Managing Open and Reproducible Computational Projects

The Managing Open and Reproducible Computational Projects training material covers best practices for managing and supervising computational projects in biology and related fields through data science methods, analysis, interpretation, and reporting processes. Through lessons learned in this training, researchers will enhance their understanding and guide the integration of rigorous and reproducible scientific methods for designing reproducible, transparent and collaborative computational projects. Furthermore, the guidance provided for managing and supervising early career researchers in conducting computational (data-driven/informed) research will help ensure transparency and research integrity throughout the project design, methodology, analysis, interpretation and reporting process.

This training material is developed under the Data Science for Biomedical Scientists project. It massively reuses The Turing Way chapters and builds on The Carpentries and Open Life Science practices. Hosted by the Tools, practices and systems (TPS) research team, all materials are shared under CC-BY 4.0 License. Although the training course is tailored to the biomedical sciences community, materials will be generally transferable and directly relevant for data science projects across different domains. Anyone interested in collaboration and improvements of this material is welcome to connect with the development team on GitHub (see the repository).

Funding Acknowledgement: The first iteration of this project was funded by The Alan Turing Institute - AI for Science and Government (ASG) Research Programme from October 2021 to March 2022.

Prerequisites

This resource is designed for experimental biologists, biomedical researchers and adjacent communities, with a focus on two key professional/career groups:

Group leaders or lab managers without prior experience with Data Science or management of computational projects

Postdoc and lab scientists (next-generation senior leaders) interested in enabling the integration of computational science into biosciences

In defining the scope of this project for our target audience, we make some assumptions about the learner groups:

Our learners have a good understanding of designing or contributing to a scientific project throughout its lifecycle.

They have a computational project in mind for which funding and research ethics approval have been received.

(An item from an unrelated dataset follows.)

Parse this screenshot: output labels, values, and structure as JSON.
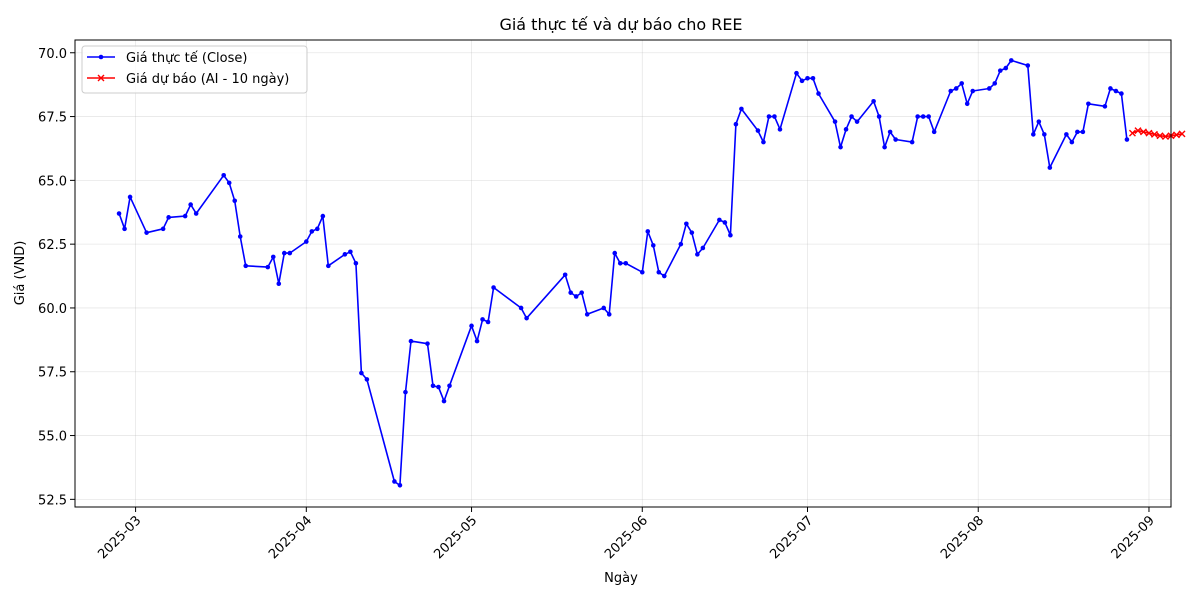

We also assume that the research team of any size is (either partially or fully) established.

This lesson is developed alongside the Introduction to Data Science and AI for senior researchers lesson. Our learners are encouraged to go through Introduction to Data Science and AI for senior researchers lesson to learn about data science and AI/ML practices that could be relevant to life science domains, where the best practices for Managing Open and Reproducible Computational Projects can be practically applied.

Schedule

	Setup	Download files required for the lesson
00:00	1. Introduction to this course	What is the purpose of this training? Who are the target audience? What will they learn at the end of this training?
00:10	2. Better and faster research !	How does this training relate to your work? What are the benefits of using data science skills? What can go wrong with working on data/code? What are the challenges for teams and management? Are there procedures and protocols that can help?
00:45	3. Setting up a computational project	How to set up a computational project? What main concerns and challenges exist and how to address them? How to create a project repository for sharing, collaboration and an intention to release?
01:05	4. Research Data Management	What is considered research data? How to start building a research data management plan? What is FAIR principles for data management? Why care about documentation and metadata standards?
01:25	5. Version Control and Open Science Practices	How is version control system relevant for biomedical research? How to maintain history of contributions and contributors? How to apply open science practices to work transparently and collaborate openly?
01:35	6. Method selection	How can I build on existing work? What resources/infrastructure should I consider? Is machine learning suitable for my project?
01:35	7. Data analysis and results	What is the role of data wrangling? What are good practices for keeping code in check? How to use data visualisation for insight and communication?
01:55	8. Implementing tools and methods	How to manage and oversee tasks and track progress of your projects on GitHub? How collaborative practices help ensure code quality, testing and reuse? What is literate programming and how does it help with early communication, testing and collaboration?
02:15	9. Code Review	What are the main objectives and best practices for reviewing code? What are the difference between synchronous and asynchronous code reviews? How can group leaders facilitate a collaborative environment for code review?
02:25	10. Publication and release	Why should I make my research objects available? What open source tools to use for applying data science practices in bioscience? How to get your research work cited and invite more contributions to your project?
02:35	Finish

The actual schedule may vary slightly depending on the topics and exercises chosen by the instructor.